For detailed implementation, monitoring and research considerations see eTable C16 in Supplementary Material.

Question eight (recommendation 17)

In patients with diabetes, foot ulceration, and PAD, is it possible to reduce the risk of future cardiovascular events?

Provide intensive cardiovascular risk management for any patient with diabetes and an ischaemic foot ulcer, including support for cessation of smoking, treatment of hypertension, control of glycaemia, and treatment with a statin drug as well as low-dose clopidogrel or aspirin. (Strong; low)

Decision: Adopted

Rationale: The panel decided to adopt this recommendation. The panel agreed with the judgements of the IWGDF and considered this recommendation to be acceptable and applicable in the Australian context (Table 1).

Summary justification

The panel concurred with the IWGDF on the strength (strong) of this recommedation and the low quality of available evidence. The panel also agreed that this recommendation is applicable to the Australian context with the majority of Australian patients likely to be in favour of the intervention. The panel agreed that there were no policy or legislative constraints on implementation of this recommendation in Australia, and that there is adequate expertise and equipment in health care settings where the majority of patients typically access DFU care to support implementation of this recommendation.

Implementation considerations General considerations

The panel agreed with the IWGDF that all patients with PAD and DFU should be supported to stop smoking, maintain current guideline recommendations for glycaemic and blood pressure control and to take statin and antiplatelet therapy [60]. The panel agreed with the IWGDF that there is no clear evidence in favour of one antiplatelet agent over another, although the panel also agreed that their use individually and in combination is likely to reduce major lower limb events and contribute to a reduction in 5 year mortality [62, 63].

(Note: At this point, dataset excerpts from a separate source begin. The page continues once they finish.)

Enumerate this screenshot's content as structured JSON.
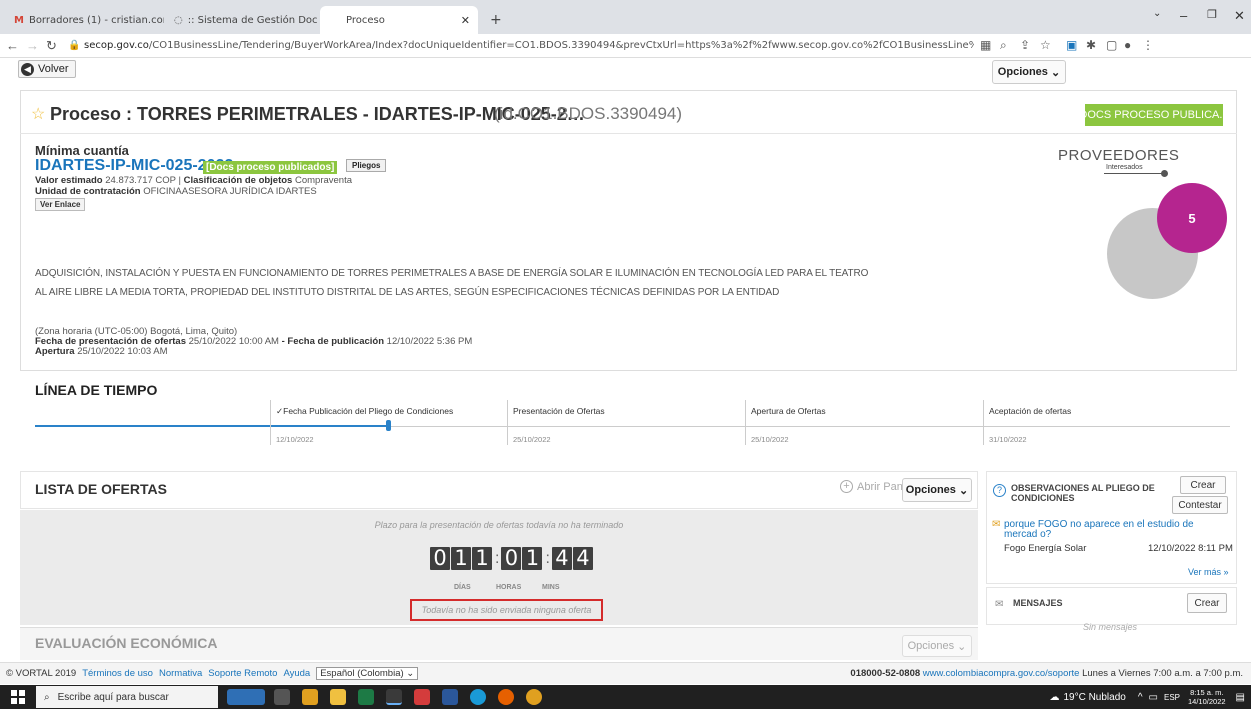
{
  "browser": {
    "tabs": [
      {
        "title": "Borradores (1) - cristian.correa@",
        "icon": "gmail-icon",
        "active": false
      },
      {
        "title": ":: Sistema de Gestión Document",
        "icon": "document-system-icon",
        "active": false
      },
      {
        "title": "Proceso",
        "icon": "",
        "active": true
      }
    ],
    "new_tab": "+",
    "url_host": "secop.gov.co",
    "url_path": "/CO1BusinessLine/Tendering/BuyerWorkArea/Index?docUniqueIdentifier=CO1.BDOS.3390494&prevCtxUrl=https%3a%2f%2fwww.secop.gov.co%2fCO1BusinessLine%2fTendering%2fBuyerDossierWorkspace%2fIndex%3fcreate..."
  },
  "header": {
    "back_label": "Volver",
    "options_label": "Opciones"
  },
  "process": {
    "title": "Proceso : TORRES PERIMETRALES - IDARTES-IP-MIC-025-2…",
    "id": "(id.CO1.BDOS.3390494)",
    "status_badge": "DOCS PROCESO PUBLICA...",
    "modality": "Mínima cuantía",
    "reference": "IDARTES-IP-MIC-025-2022",
    "reference_badge": "[Docs proceso publicados]",
    "pliegos_label": "Pliegos",
    "valor_label": "Valor estimado",
    "valor": "24.873.717 COP",
    "clasif_label": "Clasificación de objetos",
    "clasif": "Compraventa",
    "unidad_label": "Unidad de contratación",
    "unidad": "OFICINAASESORA JURÍDICA IDARTES",
    "ver_enlace": "Ver Enlace",
    "desc_line1": "ADQUISICIÓN, INSTALACIÓN Y PUESTA EN FUNCIONAMIENTO DE TORRES PERIMETRALES A BASE DE ENERGÍA SOLAR E ILUMINACIÓN EN TECNOLOGÍA LED PARA EL TEATRO",
    "desc_line2": "AL AIRE LIBRE LA MEDIA TORTA, PROPIEDAD DEL INSTITUTO DISTRITAL DE LAS ARTES, SEGÚN ESPECIFICACIONES TÉCNICAS DEFINIDAS POR LA ENTIDAD",
    "timezone": "(Zona horaria (UTC-05:00) Bogotá, Lima, Quito)",
    "fecha_pres_label": "Fecha de presentación de ofertas",
    "fecha_pres": "25/10/2022 10:00 AM",
    "fecha_pub_sep": "-",
    "fecha_pub_label": "Fecha de publicación",
    "fecha_pub": "12/10/2022 5:36 PM",
    "apertura_label": "Apertura",
    "apertura": "25/10/2022 10:03 AM"
  },
  "providers": {
    "title": "PROVEEDORES",
    "subtitle": "Interesados",
    "count": "5"
  },
  "timeline": {
    "title": "LÍNEA DE TIEMPO",
    "steps": [
      {
        "label": "✓Fecha Publicación del Pliego de Condiciones",
        "date": "12/10/2022"
      },
      {
        "label": "Presentación de Ofertas",
        "date": "25/10/2022"
      },
      {
        "label": "Apertura de Ofertas",
        "date": "25/10/2022"
      },
      {
        "label": "Aceptación de ofertas",
        "date": "31/10/2022"
      }
    ]
  },
  "offers": {
    "title": "LISTA DE OFERTAS",
    "open_panel": "Abrir Panel",
    "options_label": "Opciones",
    "deadline_note": "Plazo para la presentación de ofertas todavía no ha terminado",
    "countdown": {
      "days": [
        "0",
        "1",
        "1"
      ],
      "hours": [
        "0",
        "1"
      ],
      "mins": [
        "4",
        "4"
      ],
      "sep": ":"
    },
    "labels": {
      "days": "DÍAS",
      "hours": "HORAS",
      "mins": "MINS"
    },
    "no_offer": "Todavía no ha sido enviada ninguna oferta"
  },
  "evaluation": {
    "title": "EVALUACIÓN ECONÓMICA",
    "options_label": "Opciones"
  },
  "observations": {
    "title": "OBSERVACIONES AL PLIEGO DE CONDICIONES",
    "create": "Crear",
    "reply": "Contestar",
    "item_text": "porque FOGO no aparece en el estudio de mercad o?",
    "item_user": "Fogo Energía Solar",
    "item_date": "12/10/2022 8:11 PM",
    "see_more": "Ver más »"
  },
  "messages": {
    "title": "MENSAJES",
    "create": "Crear",
    "empty": "Sin mensajes"
  },
  "footer": {
    "copyright": "© VORTAL 2019",
    "links": [
      "Términos de uso",
      "Normativa",
      "Soporte Remoto",
      "Ayuda"
    ],
    "language": "Español (Colombia)",
    "phone": "018000-52-0808",
    "support_url": "www.colombiacompra.gov.co/soporte",
    "hours": "Lunes a Viernes 7:00 a.m. a 7:00 p.m."
  },
  "taskbar": {
    "search_placeholder": "Escribe aquí para buscar",
    "weather": "19°C Nublado",
    "lang": "ESP",
    "time": "8:15 a. m.",
    "date": "14/10/2022"
  },
  "colors": {
    "brand_blue": "#1a75bb",
    "green_badge": "#8cc63f",
    "provider_pink": "#b5258f",
    "highlight_red": "#d42b2b"
  }
}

Geographically remote people

Relative geographical isolation may reduce access to available support and health education and promotion services required for successful risk factor modification. Referral to appropriate remote support through telehealth and online services should be a priority for patients in these areas.

Aboriginal and Torres Strait Islander people

This recommendation is applicable to Aboriginal and Torres Strait Islander people. The panel noted the high prevalence of risk factors for PAD and cardiovascular disease including smoking and hypertension in this population. This highlights the need for establishment of appropriate care referral pathways and care provision to be co-ordinated through Aboriginal Health and Medical Services and for care provision to be supported by an Aboriginal Health Worker to optimise patient outcomes. Further considerations are consistent with those provided for this subgroup in recommendation 11.

For detailed implementation, monitoring and research considerations see eTable C17 in Supplementary Material.